Real Compensation – Still Below Where It Was Two Years Ago
Kash treats us to three things: (1) the latest on compensation from the BLS; (2) his own analysis and chart; and (3) a discussion from Rex Nuttig:
In the past year, employment costs are up 3.3%, the fastest year-over-gain in five quarters. It’s the first time compensation costs have risen faster than inflation in two years … A year ago, inflation-adjusted wages were down 2.3% year-over-year, but were up 1.1% in the past four quarters … Even though employment costs are at a two-year high, the increase has been modest by historic standards.
OK, the latter may have been a trick or perhaps that rock Charlie Brown usually got during Halloween. So he starts off with a nominal increase before he notes that the real wage increase for the past year was less than the real wage decrease for the year before. Translation: over the past two years, real wages have fallen by about 1.2%.

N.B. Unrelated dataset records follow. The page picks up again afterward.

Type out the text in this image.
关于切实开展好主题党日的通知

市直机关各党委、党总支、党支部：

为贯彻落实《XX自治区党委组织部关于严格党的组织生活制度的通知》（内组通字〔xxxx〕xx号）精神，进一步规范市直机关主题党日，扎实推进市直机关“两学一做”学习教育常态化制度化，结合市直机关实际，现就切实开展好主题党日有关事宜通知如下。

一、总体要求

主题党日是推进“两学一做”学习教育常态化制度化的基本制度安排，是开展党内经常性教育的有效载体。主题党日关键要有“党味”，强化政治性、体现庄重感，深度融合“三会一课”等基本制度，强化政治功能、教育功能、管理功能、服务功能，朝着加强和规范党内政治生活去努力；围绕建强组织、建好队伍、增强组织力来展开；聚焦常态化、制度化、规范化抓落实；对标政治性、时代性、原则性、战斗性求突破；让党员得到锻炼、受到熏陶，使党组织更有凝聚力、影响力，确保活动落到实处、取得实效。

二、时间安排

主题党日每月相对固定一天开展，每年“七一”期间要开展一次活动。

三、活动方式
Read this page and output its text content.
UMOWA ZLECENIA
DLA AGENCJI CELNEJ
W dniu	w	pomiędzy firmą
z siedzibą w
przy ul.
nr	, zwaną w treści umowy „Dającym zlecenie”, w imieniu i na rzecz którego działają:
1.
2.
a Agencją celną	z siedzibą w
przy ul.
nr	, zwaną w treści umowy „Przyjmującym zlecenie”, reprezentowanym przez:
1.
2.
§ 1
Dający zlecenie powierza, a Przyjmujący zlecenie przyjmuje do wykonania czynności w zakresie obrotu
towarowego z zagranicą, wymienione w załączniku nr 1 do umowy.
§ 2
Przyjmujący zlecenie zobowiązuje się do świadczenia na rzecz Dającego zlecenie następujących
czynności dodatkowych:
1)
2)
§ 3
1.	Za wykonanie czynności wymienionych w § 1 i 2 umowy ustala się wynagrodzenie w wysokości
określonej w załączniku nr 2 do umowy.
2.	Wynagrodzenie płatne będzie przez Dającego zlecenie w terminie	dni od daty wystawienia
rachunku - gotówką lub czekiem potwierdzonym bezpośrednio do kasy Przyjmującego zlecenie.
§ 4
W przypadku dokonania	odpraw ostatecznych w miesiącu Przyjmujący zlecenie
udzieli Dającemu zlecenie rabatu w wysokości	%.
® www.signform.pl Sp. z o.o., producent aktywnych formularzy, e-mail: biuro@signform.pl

But the claim that employment costs are at a two-year high is just absurd. Why? Look at my chart which takes the September to September nominal increases in total compensation as well as wages and benefits and converts them to real changes. Real benefits barely increased during the period from September 2004 to September 2005 and then rose at the same modest rate as wages during the last year. Real compensation fell by 1.6% during the period from September 2004 to September 2005 and then rose by 1.2% over the past year. Excuse me – but how can one say that real compensation now is higher than it was two years ago?